Answer:
If the angle between two unit vectors u and v is 3.14/3, then using the law of cosines, ||u + v||^2 = 2 + 2cos(3.14/3) = 2 + 2(0.5) = 3. Hence ||u + v|| = sqrt(3).
To find the value of k such that the system has a unique solution, no solution, or an infinite number of solutions, we can use the determinant of the coefficient matrix. If the determinant is nonzero, then the system has a unique solution. If the determinant is zero and the system of equations is inconsistent, then the system has no solution. If the determinant is zero and the system of equations is consistent, then the system has an infinite number of solutions. In this case, the determinant of the coefficient matrix is zero, which implies that the system has an infinite number of solutions.
The eigen values and eigen vectors of the matrix can be found by solving the characteristic equation, which is obtained by det(A - λI) = 0, where A is the matrix and I is the identity matrix.
For the matrix
2 1 -1
3 2 -3
3 1 -2
the characteristic equation is
(2 - λ)(3 - λ) - 3 = 0
which gives us λ = 1 and λ = 3 as the eigen values.
The corresponding eigen vectors can be found by solving the system of equations (A - λI)x = 0, where x is the eigen vector.

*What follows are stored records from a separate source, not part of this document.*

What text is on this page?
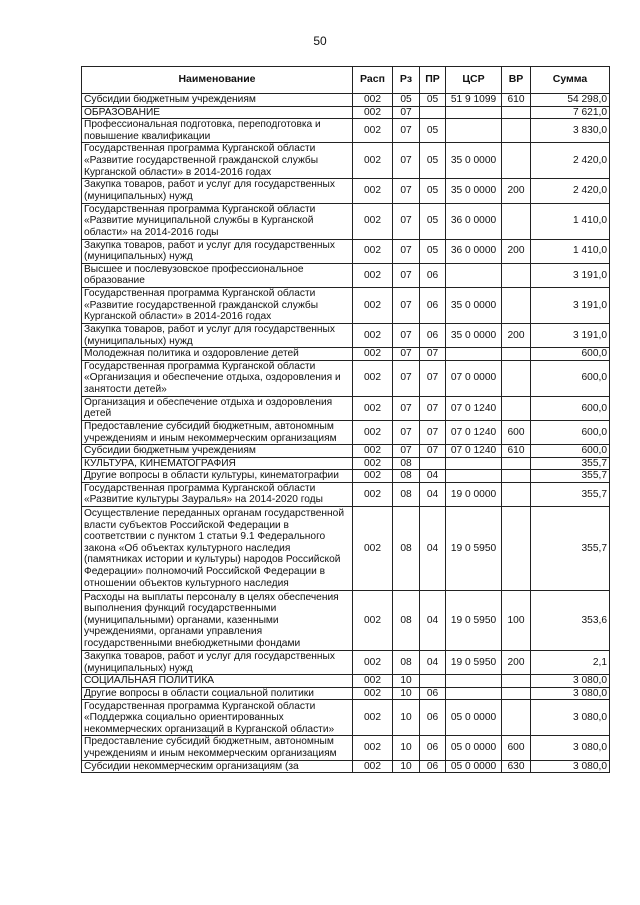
50
Наименование	Расп	Рз	ПР	ЦСР	ВР	Сумма
Субсидии бюджетным учреждениям	002	05	05	51 9 1099	610	54 298,0
ОБРАЗОВАНИЕ	002	07				7 621,0
Профессиональная подготовка, переподготовка и повышение квалификации	002	07	05			3 830,0
Государственная программа Курганской области «Развитие государственной гражданской службы Курганской области» в 2014-2016 годах	002	07	05	35 0 0000		2 420,0
Закупка товаров, работ и услуг для государственных (муниципальных) нужд	002	07	05	35 0 0000	200	2 420,0
Государственная программа Курганской области «Развитие муниципальной службы в Курганской области» на 2014-2016 годы	002	07	05	36 0 0000		1 410,0
Закупка товаров, работ и услуг для государственных (муниципальных) нужд	002	07	05	36 0 0000	200	1 410,0
Высшее и послевузовское профессиональное образование	002	07	06			3 191,0
Государственная программа Курганской области «Развитие государственной гражданской службы Курганской области» в 2014-2016 годах	002	07	06	35 0 0000		3 191,0
Закупка товаров, работ и услуг для государственных (муниципальных) нужд	002	07	06	35 0 0000	200	3 191,0
Молодежная политика и оздоровление детей	002	07	07			600,0
Государственная программа Курганской области «Организация и обеспечение отдыха, оздоровления и занятости детей»	002	07	07	07 0 0000		600,0
Организация и обеспечение отдыха и оздоровления детей	002	07	07	07 0 1240		600,0
Предоставление субсидий бюджетным, автономным учреждениям и иным некоммерческим организациям	002	07	07	07 0 1240	600	600,0
Субсидии бюджетным учреждениям	002	07	07	07 0 1240	610	600,0
КУЛЬТУРА, КИНЕМАТОГРАФИЯ	002	08				355,7
Другие вопросы в области культуры, кинематографии	002	08	04			355,7
Государственная программа Курганской области «Развитие культуры Зауралья» на 2014-2020 годы	002	08	04	19 0 0000		355,7
Осуществление переданных органам государственной власти субъектов Российской Федерации в соответствии с пунктом 1 статьи 9.1 Федерального закона «Об объектах культурного наследия (памятниках истории и культуры) народов Российской Федерации» полномочий Российской Федерации в отношении объектов культурного наследия	002	08	04	19 0 5950		355,7
Расходы на выплаты персоналу в целях обеспечения выполнения функций государственными (муниципальными) органами, казенными учреждениями, органами управления государственными внебюджетными фондами	002	08	04	19 0 5950	100	353,6
Закупка товаров, работ и услуг для государственных (муниципальных) нужд	002	08	04	19 0 5950	200	2,1
СОЦИАЛЬНАЯ ПОЛИТИКА	002	10				3 080,0
Другие вопросы в области социальной политики	002	10	06			3 080,0
Государственная программа Курганской области «Поддержка социально ориентированных некоммерческих организаций в Курганской области»	002	10	06	05 0 0000		3 080,0
Предоставление субсидий бюджетным, автономным учреждениям и иным некоммерческим организациям	002	10	06	05 0 0000	600	3 080,0
Субсидии некоммерческим организациям (за	002	10	06	05 0 0000	630	3 080,0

For λ = 1, the eigen vector is (1, -1, 1).
For λ = 3, the eigen vector is (-1, 2, 1).
If f(x) is a polynomial of degree 4 with roots 1, 2, 3, 4 and leading coefficient 1, and g(x) is a polynomial of degree 4 with roots 1, 1/2, 1/3, 1/4 and leading coefficient 1, then the limit of 1/f(x)/g(x) as x approaches infinity does not exist. This can be seen by noting that f(x) and g(x) both grow without bound as x grows without bound, so the ratio of the two polynomials also grows without bound.